The story of Galbraith is interesting, honest, passionate, timely, well written, and slightly personal. He considers Yanis Varoufakis, the Marxist finance minister who served the Greek Syriza government in the first five months of 2015, his "very good friend." Galbraith observed the Syriza experiment up close. He started going back and forth from Austin to Athens, serving as a no salaried advisor to Varoufakis.

Galbraith is right in putting his critique of the EU-IMF policies of almost fanatical austerity in the context of Greek realities: Greek population is 3 percent of the population of Europe, and Greek production is smaller than 2 percent of Europe's output. However, the blow of austerity dropped Greek output by 25 percent, sending Greece to a catastrophic 1930s American-like Great Depression. Galbraith saw "only pawn shops" in the avenue from Athens to Pireus.

Galbraith accuses the IMF of deception. IMF got involved in the Greek debt only because it wanted to save the indebted banks. In addition, its director in 2010, Dominique Strauss-Kahn, "wanted to become president of France."

Most of the money IMF-EU have been lending Greece does not go to Greece. It circulates in the European banks. The result of this cruel and dishonest practice is Greek debt keeps increasing and the economic condition of Greece keep deteriorating.

Second, the Greek debt was never "sustainable." Instead of writing-down the Greek debt and recapitalizing the Greek, French and German banks, the EU-IMF launched "a grand experiment in outside control: economic policy run by a creditors' cartel."

The Greek drama, Galbraith says, "is only an artifact, a side effect of the global banking and financial disaster." That disaster started rolling to Europe with the meltdown of US banks and Wall Street in 2008. Predatory speculation then guided the lenders and the IMF and EU.

Indeed, Galbraith explains the vindictiveness of the EU-IMF towards Greece as part of "ring-fencing" -- teaching the other potentially bankrupt countries (Ireland, Portugal, Spain and Italy) what to expect should they follow the Greek example.

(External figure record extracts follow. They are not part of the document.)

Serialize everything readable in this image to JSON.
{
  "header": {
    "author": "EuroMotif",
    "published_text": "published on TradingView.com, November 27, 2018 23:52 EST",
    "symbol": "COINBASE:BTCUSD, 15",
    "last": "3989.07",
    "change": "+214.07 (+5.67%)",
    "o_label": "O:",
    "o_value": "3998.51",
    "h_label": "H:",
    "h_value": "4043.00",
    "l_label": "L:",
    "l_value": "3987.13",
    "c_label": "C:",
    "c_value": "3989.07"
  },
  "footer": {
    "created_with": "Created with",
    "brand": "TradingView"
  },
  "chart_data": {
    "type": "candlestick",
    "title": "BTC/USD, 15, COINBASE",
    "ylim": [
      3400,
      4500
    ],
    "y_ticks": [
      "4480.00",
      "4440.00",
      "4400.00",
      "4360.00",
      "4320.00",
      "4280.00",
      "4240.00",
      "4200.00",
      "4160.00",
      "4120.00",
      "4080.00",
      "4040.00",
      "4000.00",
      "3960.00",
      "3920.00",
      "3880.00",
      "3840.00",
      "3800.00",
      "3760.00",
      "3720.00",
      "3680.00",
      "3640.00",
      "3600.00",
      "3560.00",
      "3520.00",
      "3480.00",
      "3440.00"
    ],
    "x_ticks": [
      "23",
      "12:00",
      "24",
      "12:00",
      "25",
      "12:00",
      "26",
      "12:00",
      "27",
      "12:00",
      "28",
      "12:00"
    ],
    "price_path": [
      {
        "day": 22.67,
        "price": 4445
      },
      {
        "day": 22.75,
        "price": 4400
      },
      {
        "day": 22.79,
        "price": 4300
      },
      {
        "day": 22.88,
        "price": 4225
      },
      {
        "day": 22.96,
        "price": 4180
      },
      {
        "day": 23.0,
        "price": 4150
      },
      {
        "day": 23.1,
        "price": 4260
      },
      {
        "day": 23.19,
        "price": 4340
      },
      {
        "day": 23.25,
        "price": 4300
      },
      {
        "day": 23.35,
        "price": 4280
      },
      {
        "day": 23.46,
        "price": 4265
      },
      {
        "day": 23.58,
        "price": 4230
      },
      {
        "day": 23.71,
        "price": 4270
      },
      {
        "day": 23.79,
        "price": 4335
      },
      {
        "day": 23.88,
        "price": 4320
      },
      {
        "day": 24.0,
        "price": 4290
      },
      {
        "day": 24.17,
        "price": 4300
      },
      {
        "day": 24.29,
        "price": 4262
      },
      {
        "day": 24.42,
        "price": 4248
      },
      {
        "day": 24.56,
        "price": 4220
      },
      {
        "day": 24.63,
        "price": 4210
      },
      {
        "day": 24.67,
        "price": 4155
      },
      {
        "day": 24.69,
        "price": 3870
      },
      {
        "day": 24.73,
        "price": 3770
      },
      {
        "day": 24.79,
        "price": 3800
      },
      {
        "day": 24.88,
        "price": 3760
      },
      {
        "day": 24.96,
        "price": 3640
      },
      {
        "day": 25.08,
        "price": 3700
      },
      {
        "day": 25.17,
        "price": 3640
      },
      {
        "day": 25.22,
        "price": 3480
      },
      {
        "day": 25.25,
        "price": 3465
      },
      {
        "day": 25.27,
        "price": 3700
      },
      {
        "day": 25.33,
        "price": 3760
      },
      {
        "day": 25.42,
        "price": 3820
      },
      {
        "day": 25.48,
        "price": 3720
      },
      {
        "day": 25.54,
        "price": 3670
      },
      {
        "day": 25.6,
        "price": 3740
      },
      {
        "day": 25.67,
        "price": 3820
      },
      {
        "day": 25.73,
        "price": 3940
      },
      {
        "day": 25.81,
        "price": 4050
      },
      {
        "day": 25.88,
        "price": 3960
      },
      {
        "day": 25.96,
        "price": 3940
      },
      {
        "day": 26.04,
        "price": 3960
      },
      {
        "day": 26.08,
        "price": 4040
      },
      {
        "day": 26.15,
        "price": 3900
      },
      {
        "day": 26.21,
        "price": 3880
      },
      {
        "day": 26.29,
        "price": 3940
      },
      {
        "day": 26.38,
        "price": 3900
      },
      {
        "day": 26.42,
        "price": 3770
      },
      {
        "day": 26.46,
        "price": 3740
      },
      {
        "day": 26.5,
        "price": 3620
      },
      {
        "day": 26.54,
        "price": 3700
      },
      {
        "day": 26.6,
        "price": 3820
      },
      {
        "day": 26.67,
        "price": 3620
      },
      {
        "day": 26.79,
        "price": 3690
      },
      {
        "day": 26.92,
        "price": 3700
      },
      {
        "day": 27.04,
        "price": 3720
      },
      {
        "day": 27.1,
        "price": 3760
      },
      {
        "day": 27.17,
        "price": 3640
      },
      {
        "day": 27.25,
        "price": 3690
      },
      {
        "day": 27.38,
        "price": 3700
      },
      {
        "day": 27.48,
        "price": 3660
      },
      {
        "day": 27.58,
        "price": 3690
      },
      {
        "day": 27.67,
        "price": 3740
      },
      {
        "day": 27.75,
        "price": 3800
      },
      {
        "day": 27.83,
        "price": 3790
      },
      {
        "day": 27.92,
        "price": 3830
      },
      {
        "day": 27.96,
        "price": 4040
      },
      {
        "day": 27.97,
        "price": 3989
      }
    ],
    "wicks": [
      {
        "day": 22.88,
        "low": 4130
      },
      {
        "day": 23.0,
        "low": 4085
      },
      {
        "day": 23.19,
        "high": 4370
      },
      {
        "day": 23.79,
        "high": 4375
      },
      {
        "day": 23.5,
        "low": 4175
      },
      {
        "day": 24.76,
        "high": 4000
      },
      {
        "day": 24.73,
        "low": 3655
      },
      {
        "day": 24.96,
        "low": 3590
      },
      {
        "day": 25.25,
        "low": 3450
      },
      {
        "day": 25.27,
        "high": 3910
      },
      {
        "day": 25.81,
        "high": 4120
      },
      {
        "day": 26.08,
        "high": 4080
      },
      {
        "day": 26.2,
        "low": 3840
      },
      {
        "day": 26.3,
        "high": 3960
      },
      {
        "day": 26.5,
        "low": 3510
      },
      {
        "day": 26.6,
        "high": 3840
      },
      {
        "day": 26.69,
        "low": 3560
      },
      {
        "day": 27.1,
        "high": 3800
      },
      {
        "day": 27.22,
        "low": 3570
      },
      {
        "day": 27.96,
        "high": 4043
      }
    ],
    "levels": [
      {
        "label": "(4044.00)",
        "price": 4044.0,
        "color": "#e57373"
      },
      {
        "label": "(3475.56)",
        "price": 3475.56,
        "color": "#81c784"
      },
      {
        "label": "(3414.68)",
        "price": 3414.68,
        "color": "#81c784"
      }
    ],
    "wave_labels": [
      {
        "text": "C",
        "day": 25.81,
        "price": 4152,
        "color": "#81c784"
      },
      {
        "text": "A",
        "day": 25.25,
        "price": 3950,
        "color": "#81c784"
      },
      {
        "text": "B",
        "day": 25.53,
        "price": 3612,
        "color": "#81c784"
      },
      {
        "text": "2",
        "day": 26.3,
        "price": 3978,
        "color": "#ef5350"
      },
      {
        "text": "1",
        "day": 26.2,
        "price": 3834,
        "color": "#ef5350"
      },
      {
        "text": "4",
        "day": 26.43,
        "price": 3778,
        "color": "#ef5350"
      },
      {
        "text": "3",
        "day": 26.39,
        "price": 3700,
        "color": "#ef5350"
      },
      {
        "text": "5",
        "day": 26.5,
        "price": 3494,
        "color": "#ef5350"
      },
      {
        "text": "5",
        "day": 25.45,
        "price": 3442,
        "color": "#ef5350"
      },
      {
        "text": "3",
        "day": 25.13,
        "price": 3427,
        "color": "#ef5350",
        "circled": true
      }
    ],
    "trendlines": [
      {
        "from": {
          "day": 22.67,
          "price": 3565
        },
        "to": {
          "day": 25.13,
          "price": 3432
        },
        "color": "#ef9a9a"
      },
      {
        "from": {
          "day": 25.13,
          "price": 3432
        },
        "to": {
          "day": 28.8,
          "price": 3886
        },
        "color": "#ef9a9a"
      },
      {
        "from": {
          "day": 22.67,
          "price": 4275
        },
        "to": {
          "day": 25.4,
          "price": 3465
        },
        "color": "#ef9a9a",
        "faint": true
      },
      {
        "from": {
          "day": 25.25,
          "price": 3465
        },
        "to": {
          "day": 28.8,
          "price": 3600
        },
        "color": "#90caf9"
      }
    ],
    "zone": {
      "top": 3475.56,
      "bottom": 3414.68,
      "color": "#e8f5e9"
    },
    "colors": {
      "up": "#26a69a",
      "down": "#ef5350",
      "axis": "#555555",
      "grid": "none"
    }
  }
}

Galbraith denounced the auctioning of Greek public assets by EU-IMF as "moral abomination." He said the leaders of such a scheme are "incompetent beyond all reasonable imagining."

Galbraith concluded that the continuation of brutal austerity in Greece and, to a lesser extent, other peripheral countries - Ireland, Portugal, Spain, and Italy - is preparing the road to popular rebellion in Europe.

Galbraith, however, misjudged the Syriza government. He said Syriza "may be Europe's best hope." I disagree. I find it hostile to Greek civilization, which is the foundation of the West. The prime minister, Alexis Tsipras, lied to the Greeks. In a July 2015 referendum he encouraged, the Greeks said NO to austerity. Yet Tsipras went to Germany and said YES to austerity.

Galbraith said, "Tsipras is the real thing." He is not. He has become Germany's messenger boy. His open borders policy has been catastrophic, inundating Greece with Moslem refugees. These refugees threaten the survival of the country.

The Greeks are now between the Scylla of the lenders and the Charybdis of the Syriza government and Moslem refugees.

This honest difference of opinion does not affect the value of Galbraith's book. It is necessary reading and I recommend it highly.